A few weeks ago, we’ve seen Apple announce their newest iPhone 13 series devices, a set of phones being powered by the newest Apple A15 SoC. Today, in advance of the full device review which we’ll cover in the near future, we’re taking a closer look at the new generation chipset, looking at what exactly Apple has changed in the new silicon, and whether it lives up to the hype.

This year’s announcement of the A15 was a bit odder on Apple’s PR side of things, notably because the company generally avoided making any generational comparisons between the new design to Apple’s own A14. Particularly notable was the fact that Apple preferred to describe the SoC in context of the competition; while that’s not unusual on the Mac side of things, it was something that this year stood out more than usual for the iPhone announcement.

The few concrete factoids about the A15 were that Apple is using new designs for their CPUs, a faster Neural engine, a new 4- or 5-core GPU depending on the iPhone variant, and a whole new display pipeline and media hardware block for video encoding and decoding, alongside new ISP improvements for camera quality advancements.

On the CPU side of things, improvements were very vague in that Apple quoted to be 50% faster than the competition, and the GPU performance metrics were also made in such a manner, describing the 4-core GPU A15 being +30% faster than the competition, and the 5-core variant being +50% faster. We’ve put the SoC through its initial paces, and in today’s article we’ll be focusing on the exact performance and efficiency metrics of the new chip.

Frequency Boosts; 3.24GHz Performance & 2.0GHz Efficiency Cores

Starting off with the CPU side of things, the new A15 is said to feature two new CPU microarchitectures, both for the performance cores as well as the efficiency cores. The first few reports about the performance of the new cores were focused around the frequencies, which we can now confirm in our measurements:

Maximum Frequency vs Loaded Threads
Per-Core Maximum MHz
Apple A15 1 2 3 4
Performance 1 3240 3180    
Performance 2   3180    
         
Efficiency 1 2016 2016 2016 2016
Efficiency 2   2016 2016 2016
Efficiency 3     2016 2016
Efficiency 4       2016
Maximum Frequency vs Loaded Threads
Per-Core Maximum MHz
Apple A14 1 2 3 4
Performance 1 2998 2890    
Performance 2   2890    
         
Efficiency 1 1823 1823 1823 1823
Efficiency 2   1823 1823 1823
Efficiency 3     1823 1823
Efficiency 4       1823

Compared to the A14, the new A15 increases the peak single-core frequency of the two-performance core cluster by 8%, now reaching up to 3240MHz compared to the 2998MHz of the previous generation.
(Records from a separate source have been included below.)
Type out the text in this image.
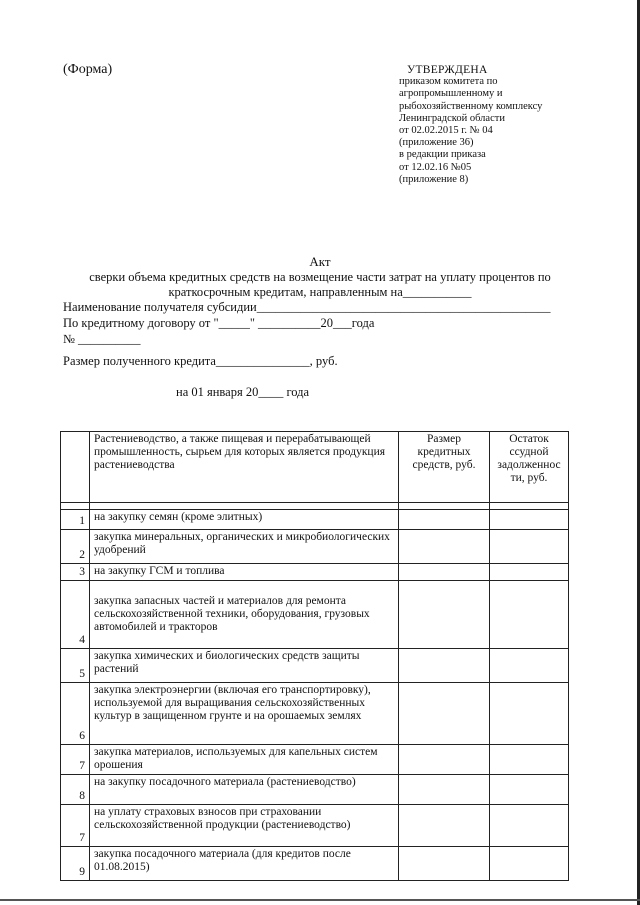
(Форма)	УТВЕРЖДЕНА
приказом комитета по
агропромышленному и
рыбохозяйственному комплексу
Ленинградской области
от 02.02.2015 г. № 04
(приложение 36)
в редакции приказа
от 12.02.16 №05
(приложение 8)
Акт
сверки объема кредитных средств на возмещение части затрат на уплату процентов по краткосрочным кредитам, направленным на___________
Наименование получателя субсидии_______________________________________________
По кредитному договору от "_____" __________20___года
№ __________
Размер полученного кредита_______________, руб.
на 01 января 20____ года
	Растениеводство, а также пищевая и перерабатывающей промышленность, сырьем для которых является продукция растениеводства	Размер кредитных средств, руб.	Остаток ссудной задолженнос ти, руб.

1	на закупку семян (кроме элитных)		
2	закупка минеральных, органических и микробиологических удобрений		
3	на закупку ГСМ и топлива		
4	закупка запасных частей и материалов для ремонта сельскохозяйственной техники, оборудования, грузовых автомобилей и тракторов		
5	закупка химических и биологических средств защиты растений		
6	закупка электроэнергии (включая его транспортировку), используемой для выращивания сельскохозяйственных культур в защищенном грунте и на орошаемых землях		
7	закупка материалов, используемых для капельных систем орошения		
8	на закупку посадочного материала (растениеводство)		
7	на уплату страховых взносов при страховании сельскохозяйственной продукции (растениеводство)		
9	закупка посадочного материала (для кредитов после 01.08.2015)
When both performance cores are active, their operating frequency actually goes up by 10%, both now running at an aggressive 3180MHz compared to the previous generation’s 2890MHz.

In general, Apple’s frequency increases here are quite aggressive given the fact that it’s quite hard to push this performance aspect of a design, especially when we’re not expecting major performance gains on the part of the new process node. The A15 should be made on an N5P node variant from TSMC, although neither company really discloses the exact details of the design. TSMC claims a +5% frequency increase over N5, so for Apple to have gone further beyond this would have indicated an increase in power consumption, something to keep in mind of when we dive deeper into the power characteristics of the CPUs.

The E-cores of the A15 are now able to clock up to 2016MHz, a 10.5% increase over the A14’s cores. The frequency here is independent of the performance cores, as in the number of threads in the cluster doesn’t affect the other cluster, or vice-versa. Apple has done some more interesting changes to the little cores this generation, which we’ll come to in a bit.

Giant Caches: Performance CPU L2 to 12MB, SLC to Massive 32MB

One more straightforward technical detail Apple revealed during its launch was that the A15 now features double the system cache compared to the A14. Two years ago we had detailed the A13’s new SLC which had grown from 8MB in the A12 to 16MB, a size that was also kept constant in the A14 generation. Apple claiming they’ve doubled this would consequently mean it’s 32MB now in the A15.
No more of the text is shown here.